„X., 34 Jahre alt, Gymnasiallehrer, hat in der Kindheit an Convulsionen gelitten. Mit 10 Jahren begann er zu onanieren, unter wollüstigen Empfindungen, die sich an sehr sonderbare Vorstellungen knüpften. Er schwärmte eigentlich für die Augen des Weibes, da er aber durchaus sich auf irgend eine Art den Coitus vorstellen wollte und in sexualibus gänzlich unwissend war, so kam er auf die Idee, um sich so wenig wie möglich von den Augen zu entfernen, den Sitz der weiblichen Geschlechtsorgane in die Nasenlöcher zu verlegen. Um diese Vorstellung dreht sich von jetzt ab seine sehr lebhafte sexuelle Begierde. Er entwirft Zeichungen, welche correcte griechische Profile von Frauenköpfen darstellen, aber mit so weiten Nasenlöchern, dass die Immisio penis möglich wird.
Eines Tages sieht er im Omnibus ein Mädchen, in welchem er sein Ideal zu erkennen glaubt. Er verfolgt es in dessen Wohnung, hält augenblicklich um dessen Hand an. Hinausgewiesen, dringt er immer wieder ein, bis er verhaftet wird.
X. hat niemals geschlechtlichen Umgang gehabt.“
Hieran ist einiges Bemerkenswert, zuallererst natürlich der charmant-lakonische Schlusssatz, welcher in seiner Kürze viel zu sagen vermag. Es ist eine Feststellung, in der einige Traurigkeit steckt. Ausweglosigkeit, weil sich kein/e Gleichgesinnte/r finden will. Es scheint dieselbe Traurigkeit von diesem Satz auszugehen, wie in Berichten über das letzte Exemplar einer aussterbenden Tierart. Zur Einsamkeit verdammt.

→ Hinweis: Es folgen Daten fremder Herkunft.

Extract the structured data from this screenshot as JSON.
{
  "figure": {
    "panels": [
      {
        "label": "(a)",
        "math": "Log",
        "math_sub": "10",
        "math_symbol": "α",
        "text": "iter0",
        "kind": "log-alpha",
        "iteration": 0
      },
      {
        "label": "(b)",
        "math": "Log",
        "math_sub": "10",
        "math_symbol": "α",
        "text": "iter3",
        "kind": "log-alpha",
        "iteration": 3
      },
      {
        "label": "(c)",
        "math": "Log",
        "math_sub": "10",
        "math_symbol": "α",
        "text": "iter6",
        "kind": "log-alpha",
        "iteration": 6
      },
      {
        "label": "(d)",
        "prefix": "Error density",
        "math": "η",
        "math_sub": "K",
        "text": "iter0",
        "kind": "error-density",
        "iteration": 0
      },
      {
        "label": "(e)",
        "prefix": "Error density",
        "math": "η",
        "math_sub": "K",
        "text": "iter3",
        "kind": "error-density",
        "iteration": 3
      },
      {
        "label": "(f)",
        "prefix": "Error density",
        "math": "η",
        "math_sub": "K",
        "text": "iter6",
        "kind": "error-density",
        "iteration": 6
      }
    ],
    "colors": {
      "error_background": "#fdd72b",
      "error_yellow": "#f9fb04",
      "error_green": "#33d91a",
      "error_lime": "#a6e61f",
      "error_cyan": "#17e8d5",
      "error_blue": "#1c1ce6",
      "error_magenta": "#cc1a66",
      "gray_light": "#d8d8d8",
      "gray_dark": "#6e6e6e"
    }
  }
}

Natürlich wird diese ein wenig abgefedert durch die durchaus humorvolle und zum Lachen reizende Erzählung von der Begegnung im Bus zwischen Beobachtung 71 und seinem idealen Mädchen. Die Geschichte ist bemerkenswerterweise wie so oft bei Krafft-Ebing nicht furchterregend, sondern eher niedlich geschildert. Es ist eher der naiv-niedliche Perverse, als das degenerierte, besessene Monster, das uns hier begegnet, obwohl dies problemlos möglich wäre – ein wildfremder Mann, der nicht aufgibt, immer wieder versucht einzubrechen und Heiratsanträge aufgrund einer wohlgeformten Nase macht, ist wohl nichts, was irgendjemand ernsthaft erleben möchte. Es ist das Mitgefühl Krafft-Ebings für seine Patienten, welches hier augenfällig wird. Es ist, was Deleuze und Guattari als 'Minoritär-Werden' bezeichnen. Dieses meint nämlich gerade nicht eine (immer falsche) Identifikation mit irgendwelchen unterdrückten Opfern, sondern ein sprechen vor den minoritären Gruppen (welche beileibe nicht sympathisch zu sein haben, nur minoritär). Es ist die immer mitgedachte Gruppe von Menschen, die vor denen man spricht, nicht anstatt ihrer. Keinesfalls eine Anklage gegen die bösen Unterdrücker (wie sich sich leider in linkspolitisch aktiven Kreisen immer wieder findet), sondern ein Fühlen, wie es sich eben bei Krafft-Ebing und seiner Beobachtung 71 findet. Krafft-Ebing (und der Leser mit ihm) wird in einem gewissen Sinne zur Nr. 71, zum Minoritären. Wir nehmen durch Krafft-Ebing die unschuldige Freude an Nasen wahr; eine harmlose Vorliebe, die nichts schlechtes will.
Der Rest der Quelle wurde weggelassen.